After the crowd's applause died down, Palin continued: "Sports were very, very important to me growing up, you know just learning about self discipline and healthy competition and about what it takes to win and even how to graciously lose sometimes. But how to win, that's what it teaches ya. Now, I was a product of Title IX where legislation allowed that equal opportunity. Now if we have to still keep going down that road to create more legislation, to get with it in the 21st century, to make sure that women do have equality especially in the work place, then we're there because we understand that in this age we have all got to be working together. I respect you so much that you are a Democrat recognizing that John McCain and me as a team of mavericks understand where you’re coming from, and we can work together on these issues.
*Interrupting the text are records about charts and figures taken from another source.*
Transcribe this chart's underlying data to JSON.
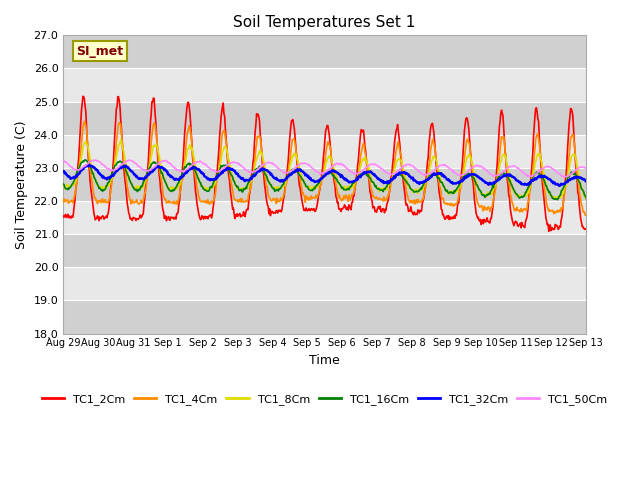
{
  "title": "Soil Temperatures Set 1",
  "xlabel": "Time",
  "ylabel": "Soil Temperature (C)",
  "ylim": [
    18.0,
    27.0
  ],
  "yticks": [
    18.0,
    19.0,
    20.0,
    21.0,
    22.0,
    23.0,
    24.0,
    25.0,
    26.0,
    27.0
  ],
  "xtick_labels": [
    "Aug 29",
    "Aug 30",
    "Aug 31",
    "Sep 1",
    "Sep 2",
    "Sep 3",
    "Sep 4",
    "Sep 5",
    "Sep 6",
    "Sep 7",
    "Sep 8",
    "Sep 9",
    "Sep 10",
    "Sep 11",
    "Sep 12",
    "Sep 13"
  ],
  "series_names": [
    "TC1_2Cm",
    "TC1_4Cm",
    "TC1_8Cm",
    "TC1_16Cm",
    "TC1_32Cm",
    "TC1_50Cm"
  ],
  "annotation_text": "SI_met",
  "annotation_color": "#800000",
  "annotation_bg": "#ffffcc",
  "annotation_border": "#999900",
  "bg_light": "#e8e8e8",
  "bg_dark": "#d0d0d0",
  "grid_color": "#cccccc",
  "n_days": 16,
  "pts_per_day": 48
}
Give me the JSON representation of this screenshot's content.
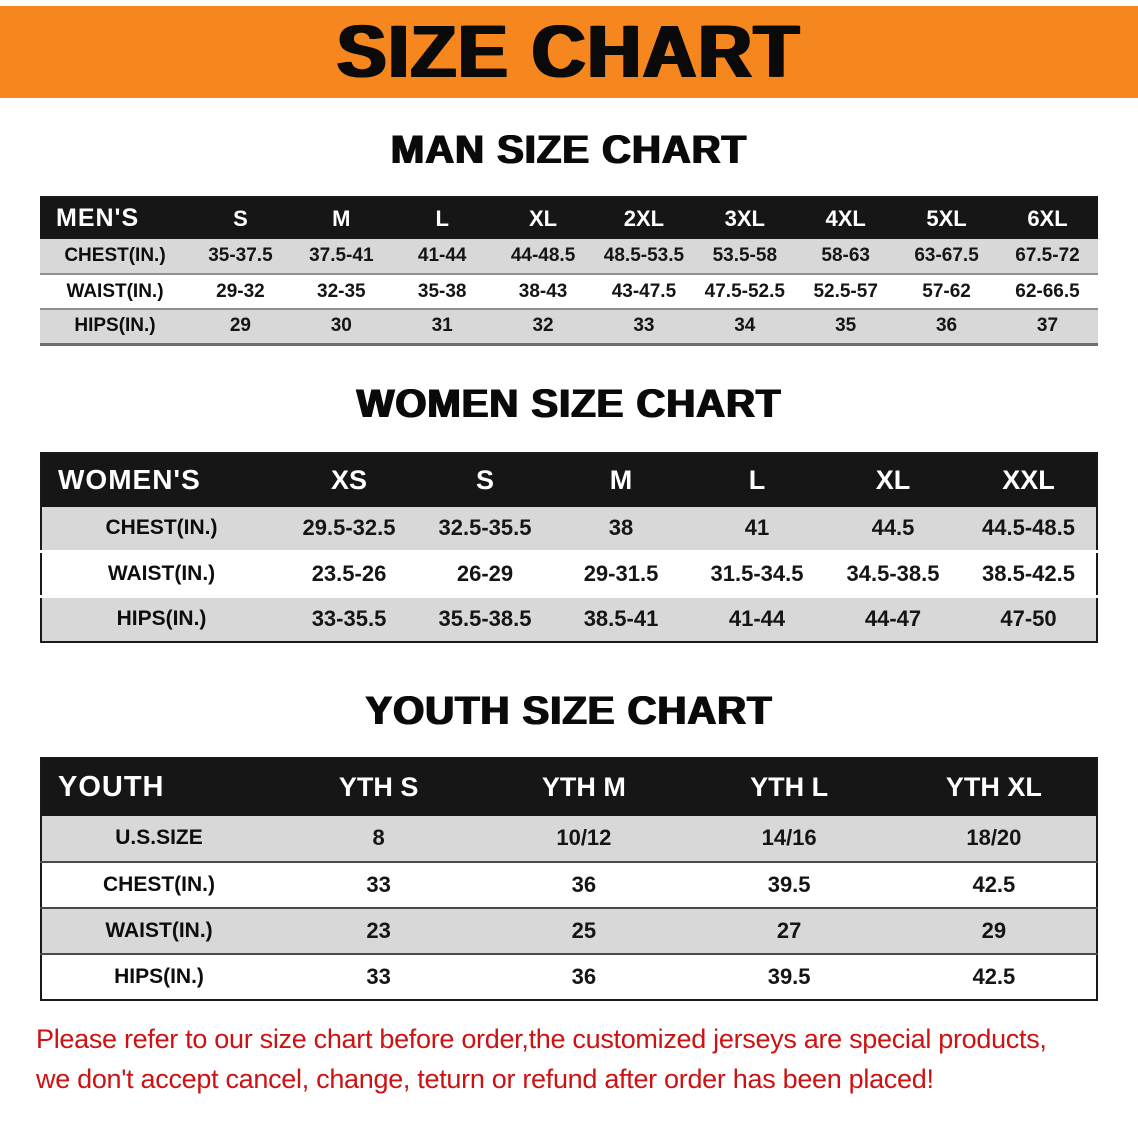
{
  "banner": {
    "title": "SIZE CHART"
  },
  "sections": [
    {
      "id": "men",
      "heading": "MAN SIZE CHART",
      "header_label": "MEN'S",
      "columns": [
        "S",
        "M",
        "L",
        "XL",
        "2XL",
        "3XL",
        "4XL",
        "5XL",
        "6XL"
      ],
      "rows": [
        {
          "label": "CHEST(IN.)",
          "values": [
            "35-37.5",
            "37.5-41",
            "41-44",
            "44-48.5",
            "48.5-53.5",
            "53.5-58",
            "58-63",
            "63-67.5",
            "67.5-72"
          ]
        },
        {
          "label": "WAIST(IN.)",
          "values": [
            "29-32",
            "32-35",
            "35-38",
            "38-43",
            "43-47.5",
            "47.5-52.5",
            "52.5-57",
            "57-62",
            "62-66.5"
          ]
        },
        {
          "label": "HIPS(IN.)",
          "values": [
            "29",
            "30",
            "31",
            "32",
            "33",
            "34",
            "35",
            "36",
            "37"
          ]
        }
      ]
    },
    {
      "id": "women",
      "heading": "WOMEN SIZE CHART",
      "header_label": "WOMEN'S",
      "columns": [
        "XS",
        "S",
        "M",
        "L",
        "XL",
        "XXL"
      ],
      "rows": [
        {
          "label": "CHEST(IN.)",
          "values": [
            "29.5-32.5",
            "32.5-35.5",
            "38",
            "41",
            "44.5",
            "44.5-48.5"
          ]
        },
        {
          "label": "WAIST(IN.)",
          "values": [
            "23.5-26",
            "26-29",
            "29-31.5",
            "31.5-34.5",
            "34.5-38.5",
            "38.5-42.5"
          ]
        },
        {
          "label": "HIPS(IN.)",
          "values": [
            "33-35.5",
            "35.5-38.5",
            "38.5-41",
            "41-44",
            "44-47",
            "47-50"
          ]
        }
      ]
    },
    {
      "id": "youth",
      "heading": "YOUTH SIZE CHART",
      "header_label": "YOUTH",
      "columns": [
        "YTH S",
        "YTH M",
        "YTH L",
        "YTH XL"
      ],
      "rows": [
        {
          "label": "U.S.SIZE",
          "values": [
            "8",
            "10/12",
            "14/16",
            "18/20"
          ]
        },
        {
          "label": "CHEST(IN.)",
          "values": [
            "33",
            "36",
            "39.5",
            "42.5"
          ]
        },
        {
          "label": "WAIST(IN.)",
          "values": [
            "23",
            "25",
            "27",
            "29"
          ]
        },
        {
          "label": "HIPS(IN.)",
          "values": [
            "33",
            "36",
            "39.5",
            "42.5"
          ]
        }
      ]
    }
  ],
  "footer": {
    "lines": [
      "Please refer to our size chart before order,the customized jerseys are special products,",
      "we don't accept cancel, change, teturn or refund after order has been placed!"
    ]
  },
  "colors": {
    "banner_bg": "#f6871f",
    "header_bg": "#161616",
    "row_alt_bg": "#d8d8d8",
    "notice_red": "#cc1212"
  }
}
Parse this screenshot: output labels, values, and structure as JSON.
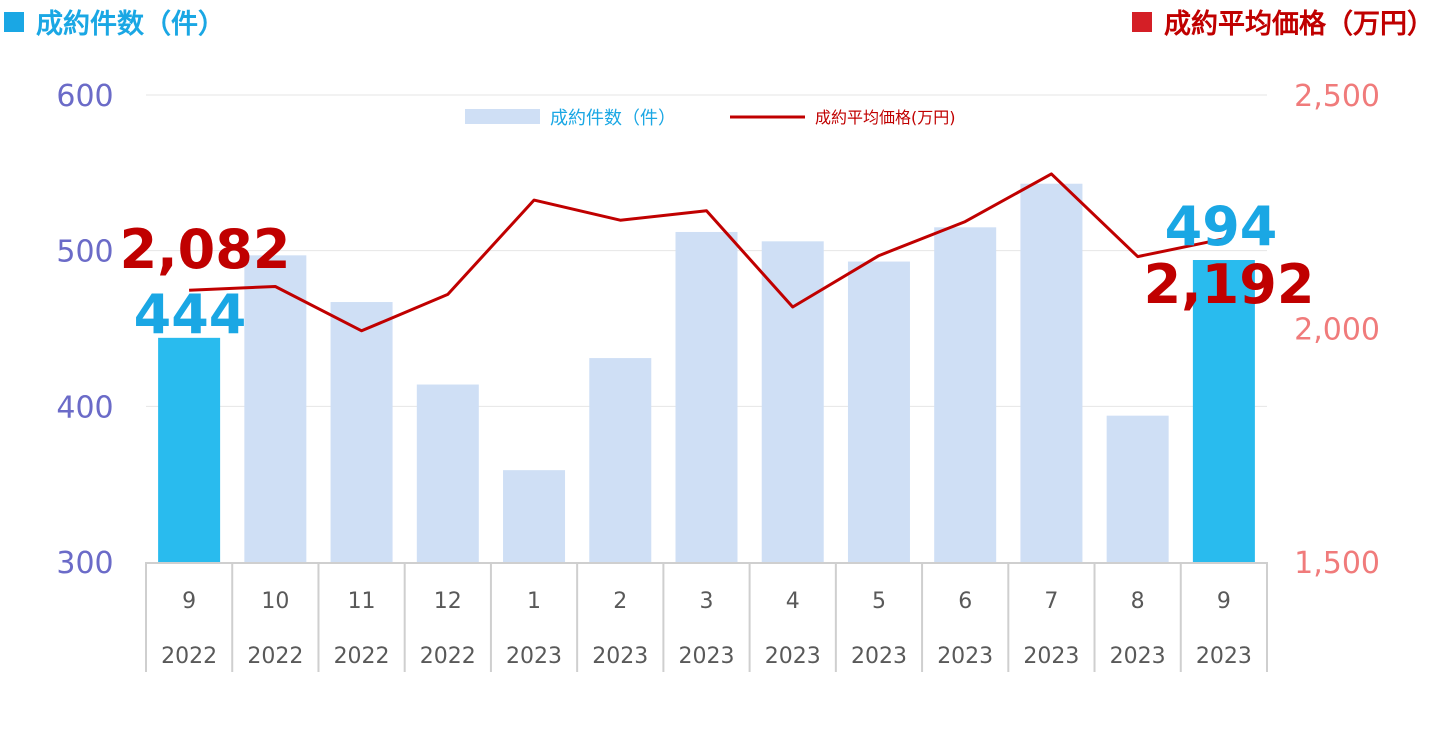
{
  "header": {
    "left_label": "成約件数（件）",
    "right_label": "成約平均価格（万円）"
  },
  "colors": {
    "highlight_bar": "#29bbee",
    "normal_bar": "#cfdff5",
    "price_line": "#c00000",
    "left_axis": "#6b6bc8",
    "right_axis": "#f07b7b",
    "count_label": "#1aa7e4",
    "price_label": "#c00000"
  },
  "chart_data": {
    "type": "bar",
    "legend": {
      "position": "top-center",
      "bar_label": "成約件数（件）",
      "line_label": "成約平均価格(万円)"
    },
    "categories": [
      {
        "month": "9",
        "year": "2022"
      },
      {
        "month": "10",
        "year": "2022"
      },
      {
        "month": "11",
        "year": "2022"
      },
      {
        "month": "12",
        "year": "2022"
      },
      {
        "month": "1",
        "year": "2023"
      },
      {
        "month": "2",
        "year": "2023"
      },
      {
        "month": "3",
        "year": "2023"
      },
      {
        "month": "4",
        "year": "2023"
      },
      {
        "month": "5",
        "year": "2023"
      },
      {
        "month": "6",
        "year": "2023"
      },
      {
        "month": "7",
        "year": "2023"
      },
      {
        "month": "8",
        "year": "2023"
      },
      {
        "month": "9",
        "year": "2023"
      }
    ],
    "series": [
      {
        "name": "成約件数（件）",
        "type": "bar",
        "axis": "left",
        "values": [
          444,
          497,
          467,
          414,
          359,
          431,
          512,
          506,
          493,
          515,
          543,
          394,
          494
        ],
        "highlight": [
          true,
          false,
          false,
          false,
          false,
          false,
          false,
          false,
          false,
          false,
          false,
          false,
          true
        ]
      },
      {
        "name": "成約平均価格(万円)",
        "type": "line",
        "axis": "right",
        "values": [
          2082,
          2090,
          1995,
          2073,
          2275,
          2232,
          2252,
          2046,
          2156,
          2229,
          2331,
          2154,
          2192
        ]
      }
    ],
    "left_axis": {
      "min": 300,
      "max": 600,
      "ticks": [
        "300",
        "400",
        "500",
        "600"
      ]
    },
    "right_axis": {
      "min": 1500,
      "max": 2500,
      "ticks": [
        "1,500",
        "2,000",
        "2,500"
      ]
    },
    "grid": true,
    "annotations": {
      "first_count": "444",
      "first_price": "2,082",
      "last_count": "494",
      "last_price": "2,192"
    }
  }
}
But yup, equality for women, for all, that’s going to be part of the agenda and I thank you for that question."


That's her brilliant use of "linkage": asked for specific policies to advance women's equality, she cites her experience as a Title IX beneficiary and says, well, that reminds me that we're going to do more stuff. Of some kind. If necessary.

****

I'm not surprised to see this piece, nor am I surprised to see (also at Tina Brown's Daily Beast) a pro-McCain article by a former Democratic speechwriter, Wendy Button, that's full of GOP and PUMA talking points. The McCain camp is always jealous of Obama; as soon as he started trotting out Republican backers, it was inevitable that McCain would unleash his own.

(Button, by the way, was spotted a year or so ago at the Huffington Post concern-trolling the antiwar movement because she felt that one seemingly anti-troop sentence in a Nation editorial might "spread like a virus" and turn the whole movement anti-troop.)

And in other disaffected Democrat news, I see that Linda Bloodworth-Thomason was denouncing MSNBC yesterday at a Hollywood gathering that was full of right-wingers (Michael Reagan, Patricia Heaton, Frank Luntz, Lionel Chetwynd):

In a room full of television industry executives, no one seemed inclined to defend MSNBC on Monday for what some were calling its lopsidedly liberal coverage of the presidential election.

The cable news channel is "completely out of control," said writer-producer Linda Bloodworth-Thomason, a self-proclaimed liberal Democrat.

She added that she would prefer a lunch date with right-leaning Fox News star Sean Hannity over left-leaning MSNBC star Keith Olbermann....


LB-T is a Clintonite from way, way back, responsible (with her husband, Harry Thomason) for both the short film that introduced Bill at the '92 convention and the Hillary film at the '08 convention. I don't know if McCain has anything to do with the surfacing of her PUMA complaints -- but I do know that there's going to be a whole new crop of Fox News Democrats ready for an Obama presidency, if that's what we really get.